Somali nationals argue with police during clashes in Pretoria, South Africa, Feb. 24, 2017. Police fired tear gas, water cannon and rubber bullets to disperse rival marches by hundreds of protesters after mobs looted stores this week believed to belong to immigrants. REUTERS

A demonstration against immigrants and foreign-born people living in South Africa turned violent as police greeted the protest with riot control tactics Friday, according to multiple reports. More than 100 people were arrested, the South African government announced in a tweet.

Rubber bullets, water cannons and stun grenades were employed by law enforcement during the planned march in Pretoria, which seemingly centered on xenophobia. Xenophobia has been defined as "fear and hatred of strangers or foreigners or of anything that is strange or foreign."

Many South Africans have complained that immigrants — namely Nigerians — were taking their jobs, as the country has been hovering around an all-time high for unemployment.

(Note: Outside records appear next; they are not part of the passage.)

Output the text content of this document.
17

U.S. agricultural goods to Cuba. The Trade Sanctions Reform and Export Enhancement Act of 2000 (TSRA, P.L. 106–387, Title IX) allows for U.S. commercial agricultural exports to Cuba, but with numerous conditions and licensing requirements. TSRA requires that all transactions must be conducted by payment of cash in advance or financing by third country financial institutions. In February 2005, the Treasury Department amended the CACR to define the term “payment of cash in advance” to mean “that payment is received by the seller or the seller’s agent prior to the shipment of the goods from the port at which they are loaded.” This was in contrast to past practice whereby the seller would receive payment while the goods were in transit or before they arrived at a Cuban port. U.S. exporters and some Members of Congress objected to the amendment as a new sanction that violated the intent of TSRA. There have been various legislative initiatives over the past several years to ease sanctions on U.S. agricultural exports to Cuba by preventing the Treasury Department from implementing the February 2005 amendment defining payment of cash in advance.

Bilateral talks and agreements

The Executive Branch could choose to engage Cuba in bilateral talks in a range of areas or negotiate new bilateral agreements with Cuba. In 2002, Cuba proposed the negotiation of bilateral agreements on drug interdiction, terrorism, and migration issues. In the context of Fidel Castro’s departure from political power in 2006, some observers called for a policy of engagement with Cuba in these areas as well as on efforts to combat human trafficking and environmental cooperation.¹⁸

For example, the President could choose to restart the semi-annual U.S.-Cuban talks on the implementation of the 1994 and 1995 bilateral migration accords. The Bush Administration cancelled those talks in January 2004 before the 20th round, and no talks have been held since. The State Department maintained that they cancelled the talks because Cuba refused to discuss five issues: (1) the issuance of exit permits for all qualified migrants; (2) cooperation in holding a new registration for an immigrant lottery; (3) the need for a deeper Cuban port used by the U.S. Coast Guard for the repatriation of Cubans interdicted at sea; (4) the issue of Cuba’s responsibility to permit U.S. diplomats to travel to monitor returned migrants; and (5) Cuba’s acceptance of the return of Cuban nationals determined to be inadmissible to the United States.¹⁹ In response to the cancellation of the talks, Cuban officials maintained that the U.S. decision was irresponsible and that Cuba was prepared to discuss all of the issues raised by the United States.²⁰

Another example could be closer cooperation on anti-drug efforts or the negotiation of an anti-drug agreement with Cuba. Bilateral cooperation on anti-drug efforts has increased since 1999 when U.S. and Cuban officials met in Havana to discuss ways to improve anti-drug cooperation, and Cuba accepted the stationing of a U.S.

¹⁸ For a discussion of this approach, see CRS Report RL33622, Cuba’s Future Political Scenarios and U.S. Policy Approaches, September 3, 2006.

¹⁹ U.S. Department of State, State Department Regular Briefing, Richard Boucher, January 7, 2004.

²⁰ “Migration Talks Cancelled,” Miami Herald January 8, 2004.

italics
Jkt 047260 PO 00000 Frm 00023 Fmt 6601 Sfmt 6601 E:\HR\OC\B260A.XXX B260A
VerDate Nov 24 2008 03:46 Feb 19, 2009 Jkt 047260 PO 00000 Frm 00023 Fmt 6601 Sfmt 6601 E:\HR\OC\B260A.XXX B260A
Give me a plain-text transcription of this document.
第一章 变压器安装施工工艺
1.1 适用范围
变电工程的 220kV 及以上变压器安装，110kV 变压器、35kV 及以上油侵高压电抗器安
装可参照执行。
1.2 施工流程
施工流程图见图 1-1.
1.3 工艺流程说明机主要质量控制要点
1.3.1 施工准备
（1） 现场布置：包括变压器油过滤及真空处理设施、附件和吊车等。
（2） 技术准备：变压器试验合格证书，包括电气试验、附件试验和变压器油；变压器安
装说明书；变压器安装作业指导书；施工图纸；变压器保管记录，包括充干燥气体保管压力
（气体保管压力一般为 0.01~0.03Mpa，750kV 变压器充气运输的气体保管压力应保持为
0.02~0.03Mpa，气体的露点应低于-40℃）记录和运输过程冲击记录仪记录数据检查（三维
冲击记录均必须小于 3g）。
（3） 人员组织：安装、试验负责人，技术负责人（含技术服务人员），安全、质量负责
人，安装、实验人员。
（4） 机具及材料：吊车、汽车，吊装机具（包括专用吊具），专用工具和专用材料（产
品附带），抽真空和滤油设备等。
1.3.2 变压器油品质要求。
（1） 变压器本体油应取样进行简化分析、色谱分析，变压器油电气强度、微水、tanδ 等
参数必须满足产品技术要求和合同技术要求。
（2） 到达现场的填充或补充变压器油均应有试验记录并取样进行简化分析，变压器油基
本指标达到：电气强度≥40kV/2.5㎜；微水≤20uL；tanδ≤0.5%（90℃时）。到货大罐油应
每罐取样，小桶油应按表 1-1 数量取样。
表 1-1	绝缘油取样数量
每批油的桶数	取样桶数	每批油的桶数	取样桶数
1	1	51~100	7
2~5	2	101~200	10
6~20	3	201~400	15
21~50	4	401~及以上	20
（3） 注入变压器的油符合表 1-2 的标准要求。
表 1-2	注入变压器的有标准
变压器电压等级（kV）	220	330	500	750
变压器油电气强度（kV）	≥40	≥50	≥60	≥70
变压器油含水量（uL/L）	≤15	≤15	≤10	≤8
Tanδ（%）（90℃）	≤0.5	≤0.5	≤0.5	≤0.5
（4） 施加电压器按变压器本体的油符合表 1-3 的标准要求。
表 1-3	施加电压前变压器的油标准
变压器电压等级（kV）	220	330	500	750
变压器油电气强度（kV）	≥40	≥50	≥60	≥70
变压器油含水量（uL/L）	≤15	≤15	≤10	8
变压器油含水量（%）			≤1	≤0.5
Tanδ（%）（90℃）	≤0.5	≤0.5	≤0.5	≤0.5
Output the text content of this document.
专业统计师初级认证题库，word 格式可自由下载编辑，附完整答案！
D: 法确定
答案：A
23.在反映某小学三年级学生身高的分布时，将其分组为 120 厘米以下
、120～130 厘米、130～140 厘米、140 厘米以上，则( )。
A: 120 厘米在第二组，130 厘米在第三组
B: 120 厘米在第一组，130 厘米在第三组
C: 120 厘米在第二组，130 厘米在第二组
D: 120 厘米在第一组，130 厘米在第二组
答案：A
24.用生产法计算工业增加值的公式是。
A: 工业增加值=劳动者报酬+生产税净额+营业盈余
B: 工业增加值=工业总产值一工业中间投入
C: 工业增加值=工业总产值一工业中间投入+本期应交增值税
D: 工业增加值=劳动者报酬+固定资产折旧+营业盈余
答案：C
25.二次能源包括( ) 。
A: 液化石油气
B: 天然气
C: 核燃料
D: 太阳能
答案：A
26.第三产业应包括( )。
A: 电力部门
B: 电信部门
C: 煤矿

The rate of jobless workers in South Africa stood at more than 26 percent as of January, from when the most recent data was made available.

Some immigrants have been blamed for working in black market industries, such as drug dealing and prostitution. Others had their homes and businesses robbed and looted this week.

South African President Jacob Zuma called for calm and reason to prevail amid the xenophobic protests.

"Many citizens of other countries living in South Africa are law-abiding and contribute to the economy of the country positively, Zuma said Friday. "It is wrong to brandish all non-nationals as drug dealers or human traffickers. Let us isolate those who commit such crimes and work with government to have them arrested, without stereotyping and causing harm to innocent people."

The South African government announced earlier this week that it would start cracking down on businesses that employ a certain amount of immigrants, as country law has dictated 60 percent of any company's workforce must be made up of natural born citizens. The enforcement of the immigration labor law has resulted in dozens of arrests and detainments.

Attacks on foreigners living in South Africa has been on the rise lately, and similar xenophobic uprisings left dozens killed in the country in 2008 and 2015, NPR reported.